CL: Abschließend noch zu der Bandkultur, die sich dann weg von diesem Traditionellen entwickelt hat, Garish usw. Wie siehst du diese Szene, vielleicht rückblickend und Status jetzt?

Ich hab‘ immer versucht, und das ist auch jetzt noch so, dass ich burgenländische Bands in die Festivals einbaue. Und ich hab‘ das darum natürlich alles mitverfolgt und dem auch Rechnung getragen. Mittlerweile bin ich jetzt nicht mehr so ganz in dieser Szene drin, komme jetzt aber durch meinen Sohn z. B. wieder mehr in das Ganze rein. Da hat mir jetzt z. B. die „Monokai“ hier aus dem Bezirk vorgespielt und ich muss sagen, die Buben können wirklich was. Und jetzt spielen‘s eben am Nova Rock, dürfen dort auf der Red Bull Bühne spielen. Also es ist schon so, dass ich das Ganze beobachte und einzubauen versuche, wo es halt möglich ist. Muss aber schon aufpassen, d. h. ich kann jetzt nicht nur burgenländische, junge Bands spielen, wir sind eben ein Festival für Österreicher und angrenzende Länder usw. Aber natürlich habe ich die burgenländische Bandkultur intensiv mitbeobachtet und hab‘ mich gefreut, dass z. B. Garish „aufgegangen“ sind. Das ist was, wo ich glaube, dass da das Burgenland immer noch extrem gut unterwegs ist und es bringt auch immer wieder Dinge hervor, wo man sich denkt, O. K., eigentlich überraschend, dass das so international und so gut klingt.

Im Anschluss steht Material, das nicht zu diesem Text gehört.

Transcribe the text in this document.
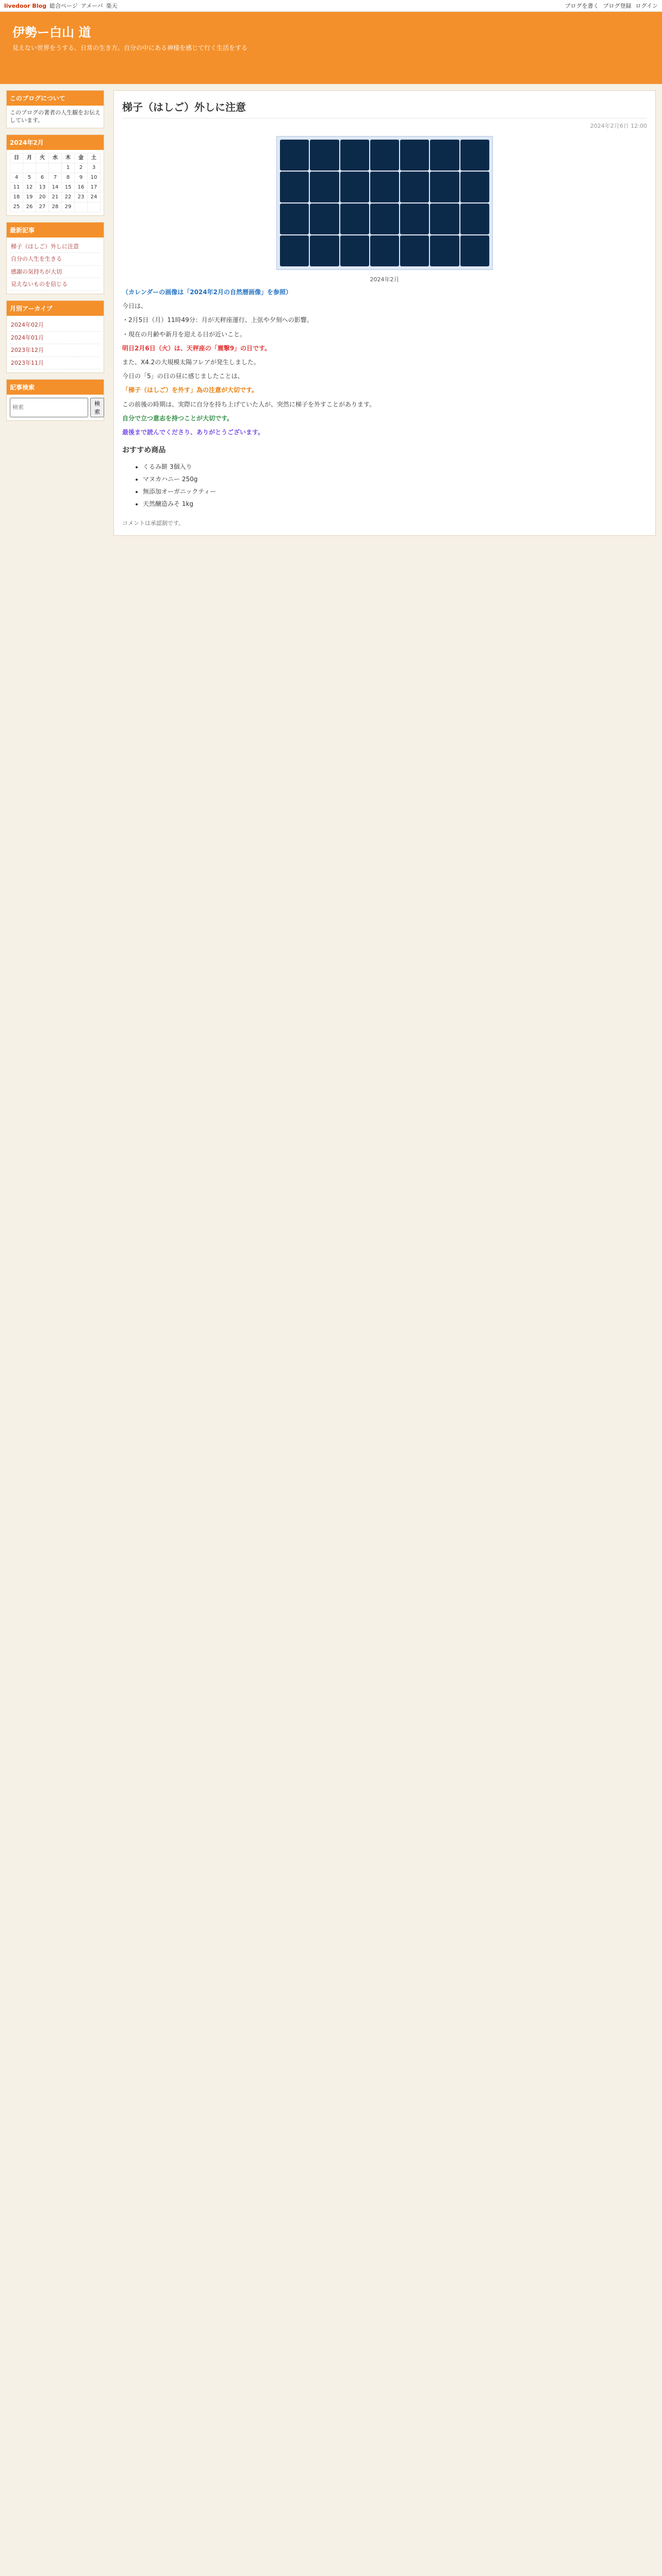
livedoor Blog 総合ページ アメーバ 楽天	ブログを書く ブログ登録 ログイン
伊勢ー白山 道
見えない世界をうする、日常の生き方。自分の中にある神様を感じて行く生活をする
このブログについて
このブログの著者の人生観をお伝えしています。
2024年2月
日	月	火	水	木	金	土
				1	2	3
4	5	6	7	8	9	10
11	12	13	14	15	16	17
18	19	20	21	22	23	24
25	26	27	28	29		
最新記事
梯子（はしご）外しに注意
自分の人生を生きる
感謝の気持ちが大切
見えないものを信じる
月別アーカイブ
2024年02月
2024年01月
2023年12月
2023年11月
記事検索
検索
検索
梯子（はしご）外しに注意
2024年2月6日 12:00
2024年2月

（カレンダーの画像は「2024年2月の自然暦画像」を参照）

今日は、

・2月5日（月）11時49分：月が天秤座運行、上弦や夕刻への影響。

・現在の月齢や新月を迎える日が近いこと。

明日2月6日（火）は、天秤座の「震撃9」の日です。

また、X4.2の大規模太陽フレアが発生しました。

今日の「5」の日の昼に感じましたことは、

「梯子（はしご）を外す」為の注意が大切です。

この前後の時期は、実際に自分を持ち上げていた人が、突然に梯子を外すことがあります。

自分で立つ意志を持つことが大切です。

最後まで読んでくださり、ありがとうございます。

おすすめ商品
• くるみ餅 3個入り
• マヌカハニー 250g
• 無添加オーガニックティー
• 天然醸造みそ 1kg
コメントは承認制です。
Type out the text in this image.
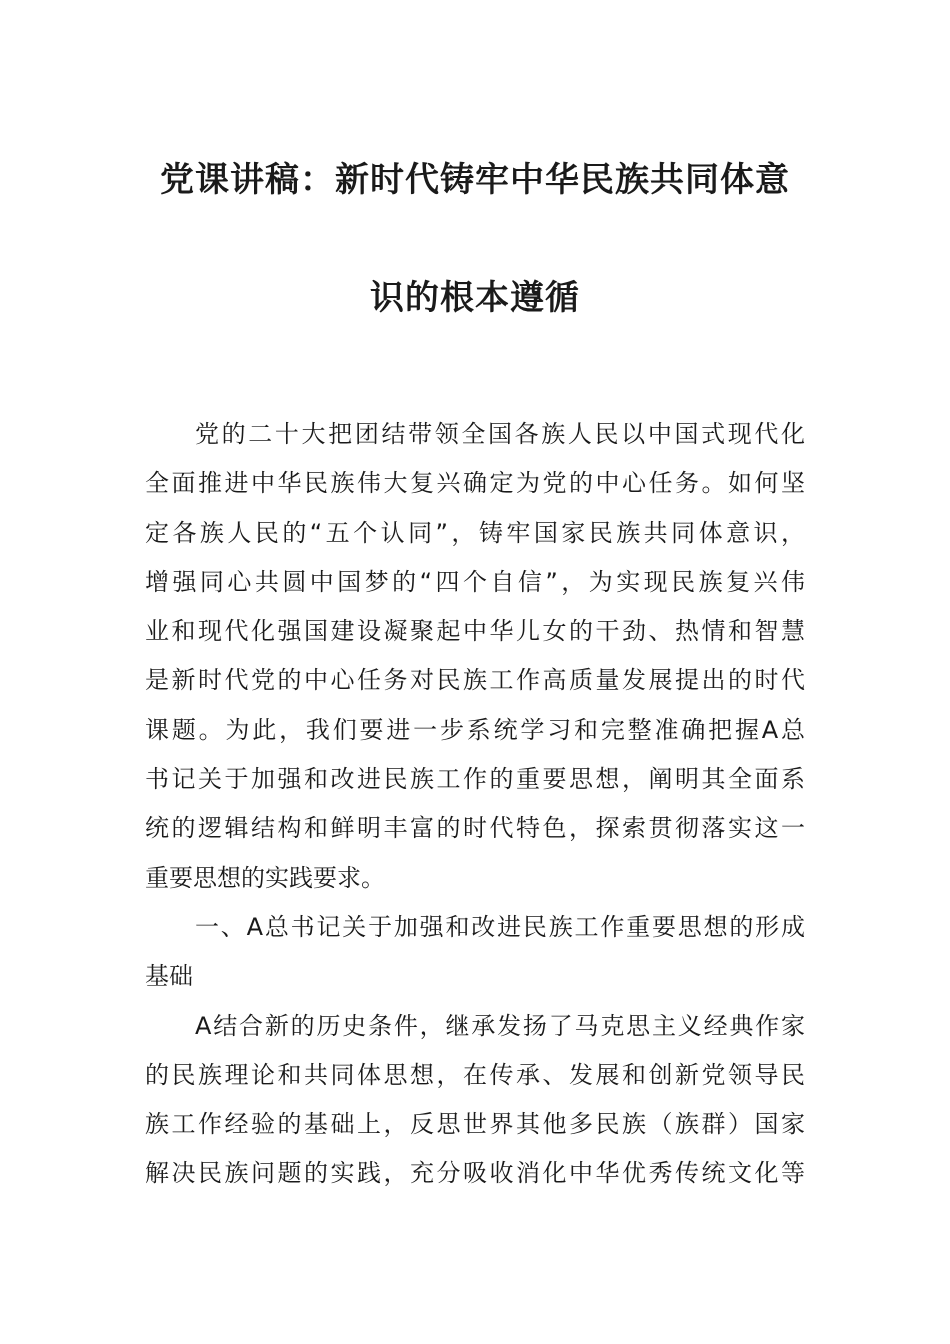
党课讲稿：新时代铸牢中华民族共同体意
识的根本遵循
党的二十大把团结带领全国各族人民以中国式现代化
全面推进中华民族伟大复兴确定为党的中心任务。如何坚
定各族人民的“五个认同”，铸牢国家民族共同体意识，
增强同心共圆中国梦的“四个自信”，为实现民族复兴伟
业和现代化强国建设凝聚起中华儿女的干劲、热情和智慧
是新时代党的中心任务对民族工作高质量发展提出的时代
课题。为此，我们要进一步系统学习和完整准确把握A总
书记关于加强和改进民族工作的重要思想，阐明其全面系
统的逻辑结构和鲜明丰富的时代特色，探索贯彻落实这一
重要思想的实践要求。
一、A总书记关于加强和改进民族工作重要思想的形成
基础
A结合新的历史条件，继承发扬了马克思主义经典作家
的民族理论和共同体思想，在传承、发展和创新党领导民
族工作经验的基础上，反思世界其他多民族（族群）国家
解决民族问题的实践，充分吸收消化中华优秀传统文化等
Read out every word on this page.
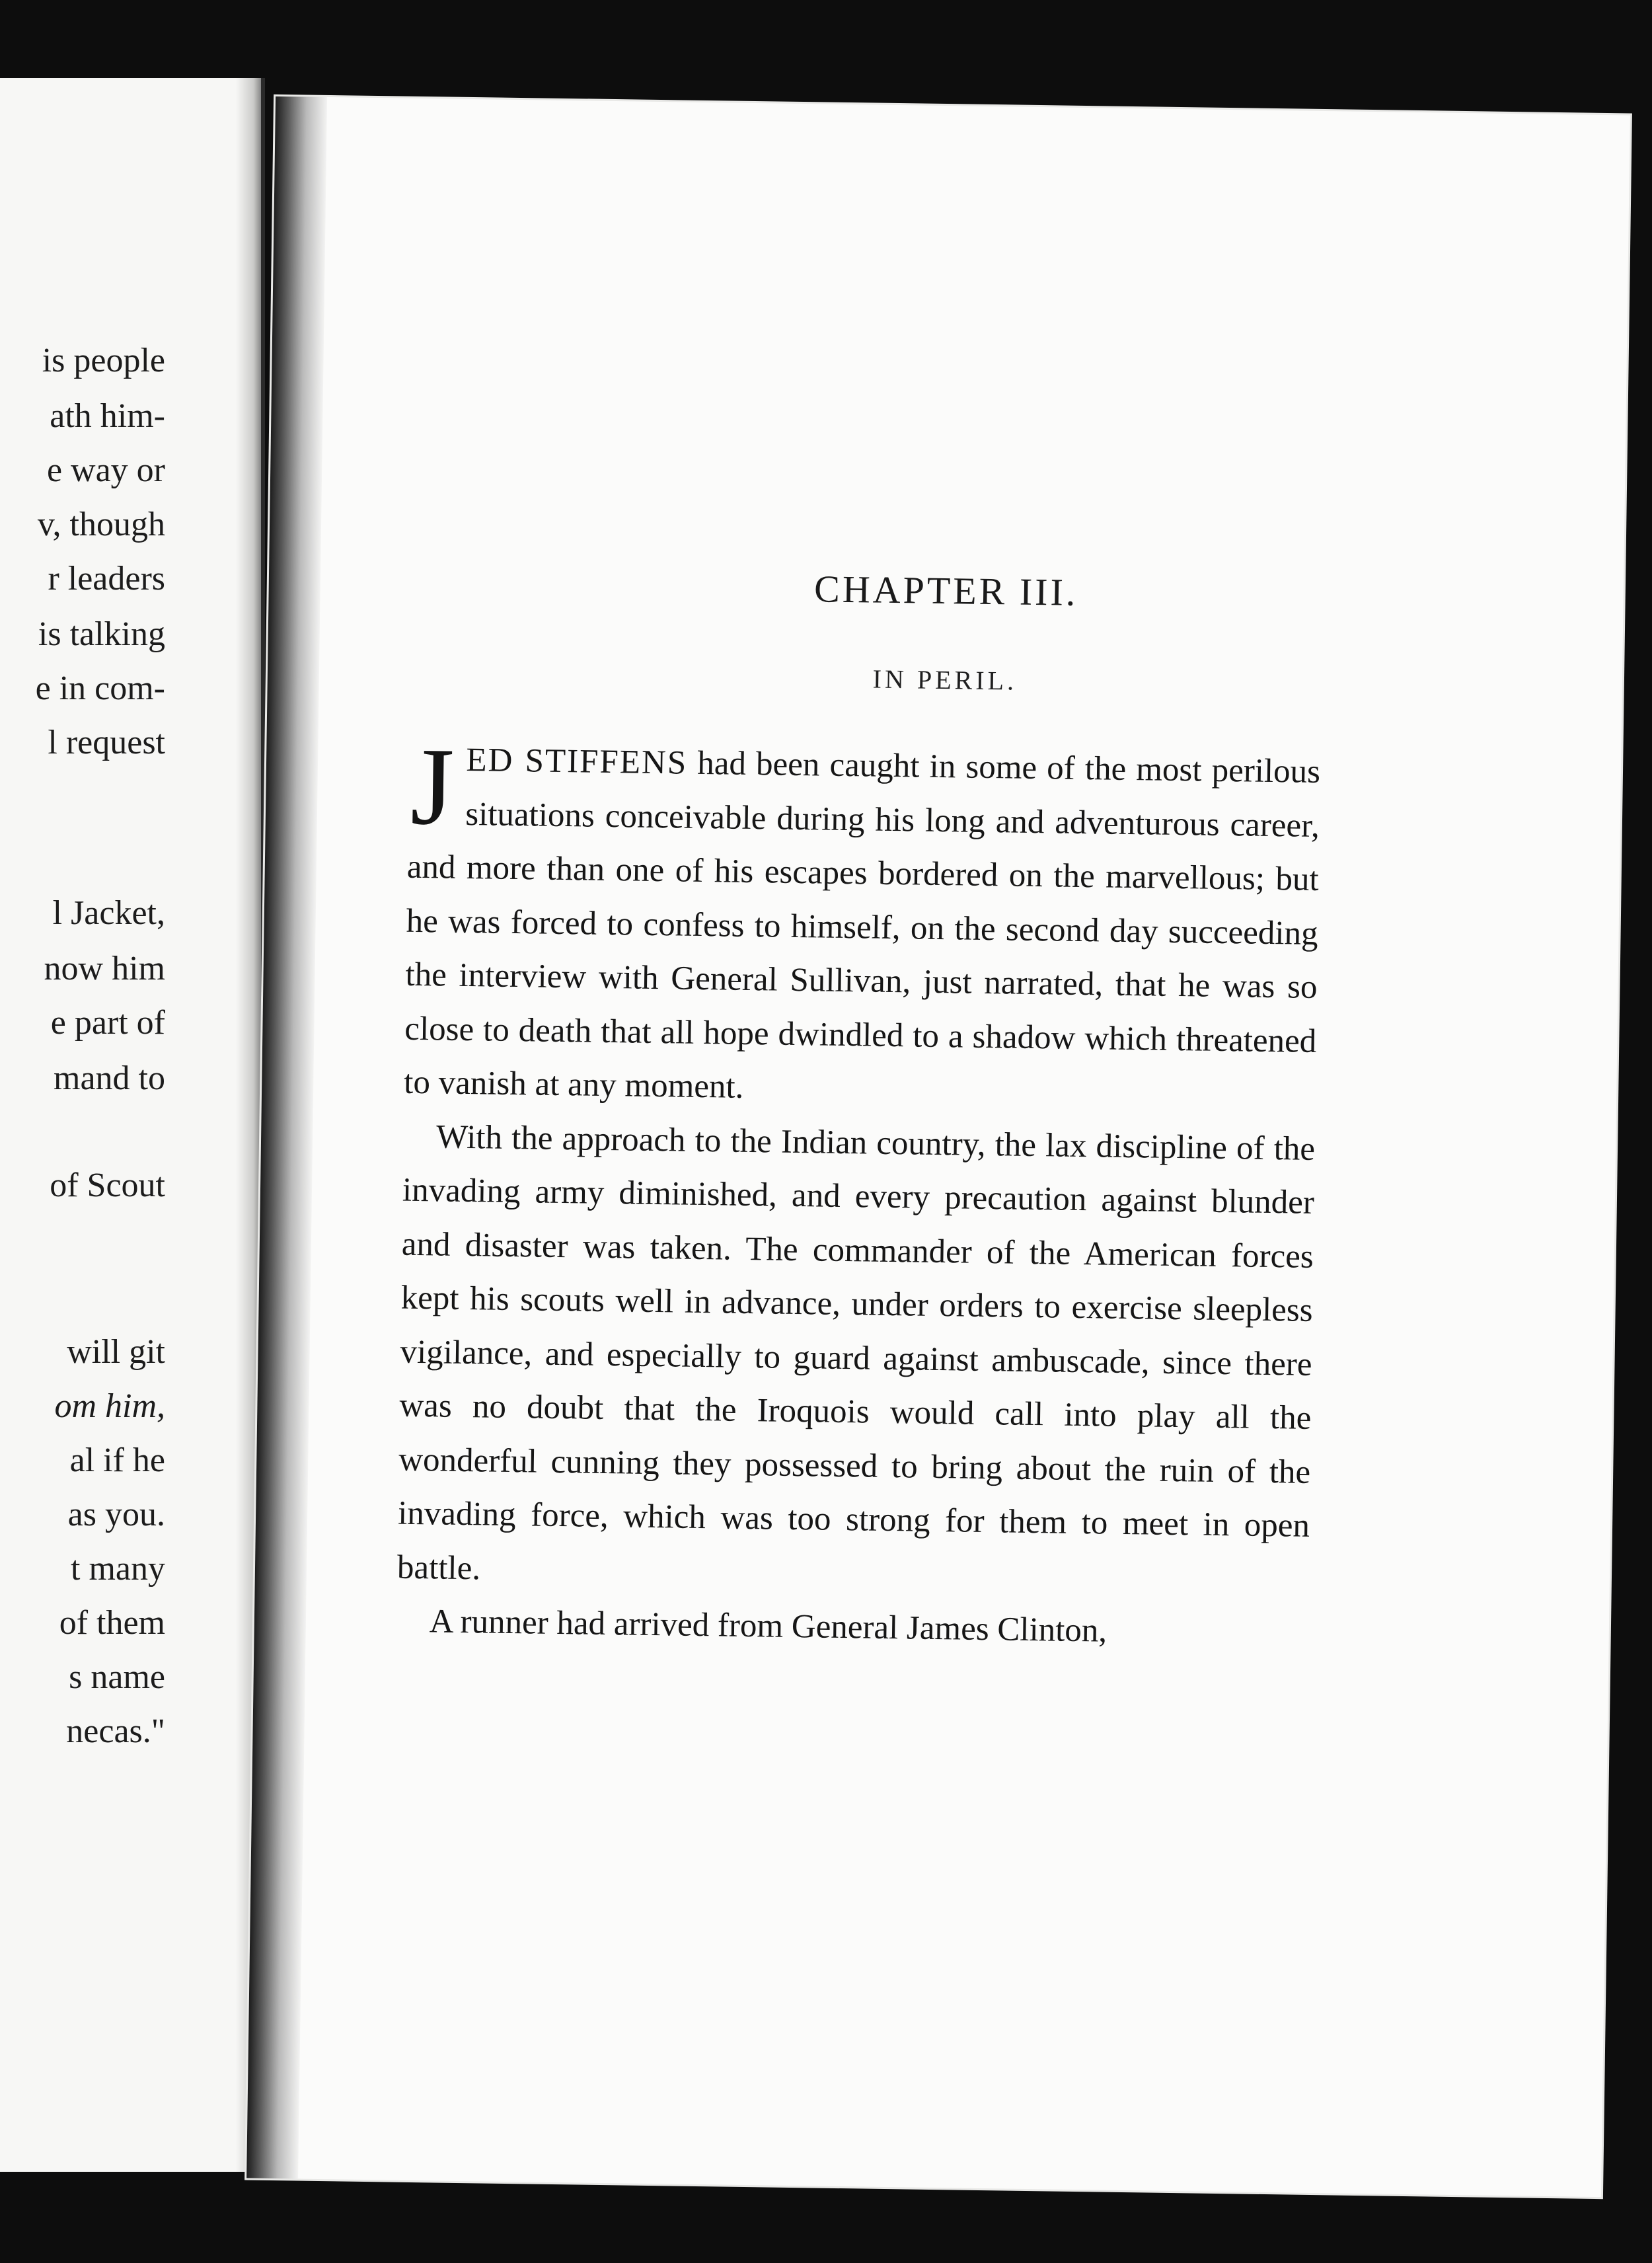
is people
ath him-
e way or
v, though
r leaders
is talking
e in com-
l request
l Jacket,
now him
e part of
mand to
of Scout
will git
om him,
al if he
as you.
t many
of them
s name
necas."
CHAPTER III.
IN PERIL.

JED STIFFENS had been caught in some of the most perilous situations conceivable during his long and adventurous career, and more than one of his escapes bordered on the marvellous; but he was forced to confess to himself, on the second day succeeding the interview with General Sullivan, just narrated, that he was so close to death that all hope dwindled to a shadow which threatened to vanish at any moment.

With the approach to the Indian country, the lax discipline of the invading army diminished, and every precaution against blunder and disaster was taken. The commander of the American forces kept his scouts well in advance, under orders to exercise sleepless vigilance, and especially to guard against ambuscade, since there was no doubt that the Iroquois would call into play all the wonderful cunning they possessed to bring about the ruin of the invading force, which was too strong for them to meet in open battle.

A runner had arrived from General James Clinton,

CL: Das Buch ist ja an junge Leute gerichtet. Dein Weg und deine Karriere sind nicht unbedingt so gewöhnlich. Was würdest du einem jungen Menschen mitgeben, mit der Erfahrung, die du gemacht hast? Denn da hat sich ja auch einiges verändert, wie man heute Berufe ausübt, auch hinsichtlich der Ausbildung. Es ist doch zum Teil schon viel schwieriger geworden, als es noch zu unserer Zeit war.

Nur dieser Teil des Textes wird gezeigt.